Aspergillus Niger Safety

Fermentation is a process where a microorganism is utilized as a factory to produce certain nutrients or other biologically useful substances for humans. The culture, environment, and feed can encourage production of various products including enzymes and organic acids that are commonly used in foods and supplements. Some molds are benign; think of Saccharomyces boulardii (related to the yeasts in bread or beer) or blue cheese. 

While Aspergillus niger is a black mold, it is not the black mold that contaminates homes. As with the enzymes produced by A. niger, inhalation of mold or enzymes is not healthy for the lungs, and precautions are taken during production. In addition, A. niger is considered GRAS (generally regarded as safe) by the FDA and has been used for a century to produce citric acid and enzymes. Enzymes produced by A. niger do not contain significant amounts of the culture after isolation and purification to USP monograph standards of purity. Just as milk does not contain a cow, enzymes produced by A. niger do not inherently contain black mold. 

The U.S EPA has reported: 

“Exposure to Aspergillus must be nearly universal but disease is rare. The physiological condition of the exposed individual thus appears to be of paramount importance.
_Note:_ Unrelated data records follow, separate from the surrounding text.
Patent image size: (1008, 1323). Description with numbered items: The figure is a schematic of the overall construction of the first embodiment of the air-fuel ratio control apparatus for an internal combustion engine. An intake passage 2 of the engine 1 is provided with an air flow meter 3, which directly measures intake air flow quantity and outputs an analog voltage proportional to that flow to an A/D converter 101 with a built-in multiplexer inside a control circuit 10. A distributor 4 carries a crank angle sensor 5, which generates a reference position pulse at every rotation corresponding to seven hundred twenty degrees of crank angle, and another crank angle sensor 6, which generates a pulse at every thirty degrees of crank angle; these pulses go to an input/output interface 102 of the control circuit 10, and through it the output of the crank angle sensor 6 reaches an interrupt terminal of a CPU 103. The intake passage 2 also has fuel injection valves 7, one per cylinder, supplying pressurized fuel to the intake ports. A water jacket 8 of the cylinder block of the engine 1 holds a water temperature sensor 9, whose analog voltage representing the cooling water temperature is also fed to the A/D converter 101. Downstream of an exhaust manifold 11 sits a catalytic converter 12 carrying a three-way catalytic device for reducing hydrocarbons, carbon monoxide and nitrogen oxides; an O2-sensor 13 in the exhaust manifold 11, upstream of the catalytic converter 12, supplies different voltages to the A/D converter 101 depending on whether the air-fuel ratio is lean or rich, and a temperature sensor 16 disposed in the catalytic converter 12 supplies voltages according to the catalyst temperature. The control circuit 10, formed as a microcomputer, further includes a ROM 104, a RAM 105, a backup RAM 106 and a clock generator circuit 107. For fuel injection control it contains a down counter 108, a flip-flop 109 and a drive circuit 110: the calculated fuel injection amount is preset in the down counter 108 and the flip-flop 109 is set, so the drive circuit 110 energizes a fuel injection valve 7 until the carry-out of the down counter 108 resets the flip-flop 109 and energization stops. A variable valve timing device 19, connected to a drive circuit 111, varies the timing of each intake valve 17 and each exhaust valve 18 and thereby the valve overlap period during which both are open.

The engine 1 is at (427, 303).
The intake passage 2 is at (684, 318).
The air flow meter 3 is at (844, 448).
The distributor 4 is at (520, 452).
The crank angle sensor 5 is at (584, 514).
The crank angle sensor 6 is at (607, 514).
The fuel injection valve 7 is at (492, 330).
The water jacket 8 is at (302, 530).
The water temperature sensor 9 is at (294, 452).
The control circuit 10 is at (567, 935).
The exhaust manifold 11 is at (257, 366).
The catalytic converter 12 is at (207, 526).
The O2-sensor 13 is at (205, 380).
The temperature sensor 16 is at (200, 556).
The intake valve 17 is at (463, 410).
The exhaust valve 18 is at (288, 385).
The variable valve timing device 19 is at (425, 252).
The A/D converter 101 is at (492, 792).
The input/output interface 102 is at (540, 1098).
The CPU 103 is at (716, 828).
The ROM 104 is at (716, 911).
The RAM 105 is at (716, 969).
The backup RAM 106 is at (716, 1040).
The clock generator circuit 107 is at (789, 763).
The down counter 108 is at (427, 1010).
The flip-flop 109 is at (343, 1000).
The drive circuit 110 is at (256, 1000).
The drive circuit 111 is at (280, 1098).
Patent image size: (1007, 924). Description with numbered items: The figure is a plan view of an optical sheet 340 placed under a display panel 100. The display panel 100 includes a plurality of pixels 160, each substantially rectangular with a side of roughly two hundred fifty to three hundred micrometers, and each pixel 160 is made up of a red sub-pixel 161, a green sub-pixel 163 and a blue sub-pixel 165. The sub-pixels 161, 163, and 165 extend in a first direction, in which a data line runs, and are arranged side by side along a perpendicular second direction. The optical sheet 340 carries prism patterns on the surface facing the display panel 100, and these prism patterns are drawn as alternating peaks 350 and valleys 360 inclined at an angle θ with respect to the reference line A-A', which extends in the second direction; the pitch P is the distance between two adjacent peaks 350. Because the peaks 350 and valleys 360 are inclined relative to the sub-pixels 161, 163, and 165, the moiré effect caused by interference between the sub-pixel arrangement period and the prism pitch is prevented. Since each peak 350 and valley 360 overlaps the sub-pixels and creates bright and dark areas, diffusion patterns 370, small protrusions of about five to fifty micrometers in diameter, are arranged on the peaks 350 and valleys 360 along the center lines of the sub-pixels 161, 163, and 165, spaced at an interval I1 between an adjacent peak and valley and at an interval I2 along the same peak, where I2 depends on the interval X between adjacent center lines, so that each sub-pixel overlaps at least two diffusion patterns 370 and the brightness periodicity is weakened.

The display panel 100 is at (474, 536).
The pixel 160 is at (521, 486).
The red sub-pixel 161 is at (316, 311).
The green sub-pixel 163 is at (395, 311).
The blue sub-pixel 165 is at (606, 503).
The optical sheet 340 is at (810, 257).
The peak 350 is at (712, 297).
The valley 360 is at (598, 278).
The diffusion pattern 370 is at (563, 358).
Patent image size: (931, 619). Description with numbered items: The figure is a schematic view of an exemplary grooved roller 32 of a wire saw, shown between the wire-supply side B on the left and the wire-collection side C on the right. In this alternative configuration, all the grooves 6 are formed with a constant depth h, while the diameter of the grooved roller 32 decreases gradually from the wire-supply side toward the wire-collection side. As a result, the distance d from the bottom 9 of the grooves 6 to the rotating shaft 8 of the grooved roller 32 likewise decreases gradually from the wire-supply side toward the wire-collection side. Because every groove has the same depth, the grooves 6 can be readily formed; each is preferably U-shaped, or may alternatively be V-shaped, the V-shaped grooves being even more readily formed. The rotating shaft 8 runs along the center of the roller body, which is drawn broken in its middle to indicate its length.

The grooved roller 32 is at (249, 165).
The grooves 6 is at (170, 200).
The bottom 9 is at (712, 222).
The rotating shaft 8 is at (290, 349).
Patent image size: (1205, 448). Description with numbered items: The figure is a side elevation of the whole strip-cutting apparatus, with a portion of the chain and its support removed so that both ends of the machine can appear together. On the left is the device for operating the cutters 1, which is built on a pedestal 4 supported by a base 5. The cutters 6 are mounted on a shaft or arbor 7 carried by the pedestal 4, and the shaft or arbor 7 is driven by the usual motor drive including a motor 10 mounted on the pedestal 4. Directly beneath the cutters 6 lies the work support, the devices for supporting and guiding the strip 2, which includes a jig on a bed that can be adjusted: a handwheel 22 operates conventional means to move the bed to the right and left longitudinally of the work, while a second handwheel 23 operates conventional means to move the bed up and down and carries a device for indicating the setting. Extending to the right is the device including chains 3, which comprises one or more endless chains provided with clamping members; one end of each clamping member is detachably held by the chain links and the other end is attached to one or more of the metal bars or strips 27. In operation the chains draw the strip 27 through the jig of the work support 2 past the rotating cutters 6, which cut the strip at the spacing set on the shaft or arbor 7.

Patients exhibiting aspergillosis are generally immunocompromised, and thus susceptible to otherwise common and usually harmless microorganisms. Factors that may lead to immunosuppression include an underlying debilitating disease (e.g., chronic granulomatous diseases of childhood), chemotherapy, and the use of supraphysiological doses of adrenal corticosteroids (Bennett, 1980)…A. niger is not a significant human pathogen. Throughout years of use and widespread exposure to A. niger in the environment, there are only several reports of aspergillosis with A. niger, and in Nigeria, one report of a number of cases of otomycosis. There have been only several reports of allergic reactions, which are not uncommon for aspergilli in general, and not unique to A. niger. A. niger is capable of producing several mycotoxins. However, mycotoxin production appears to be controlled by the conditions of fermentation.”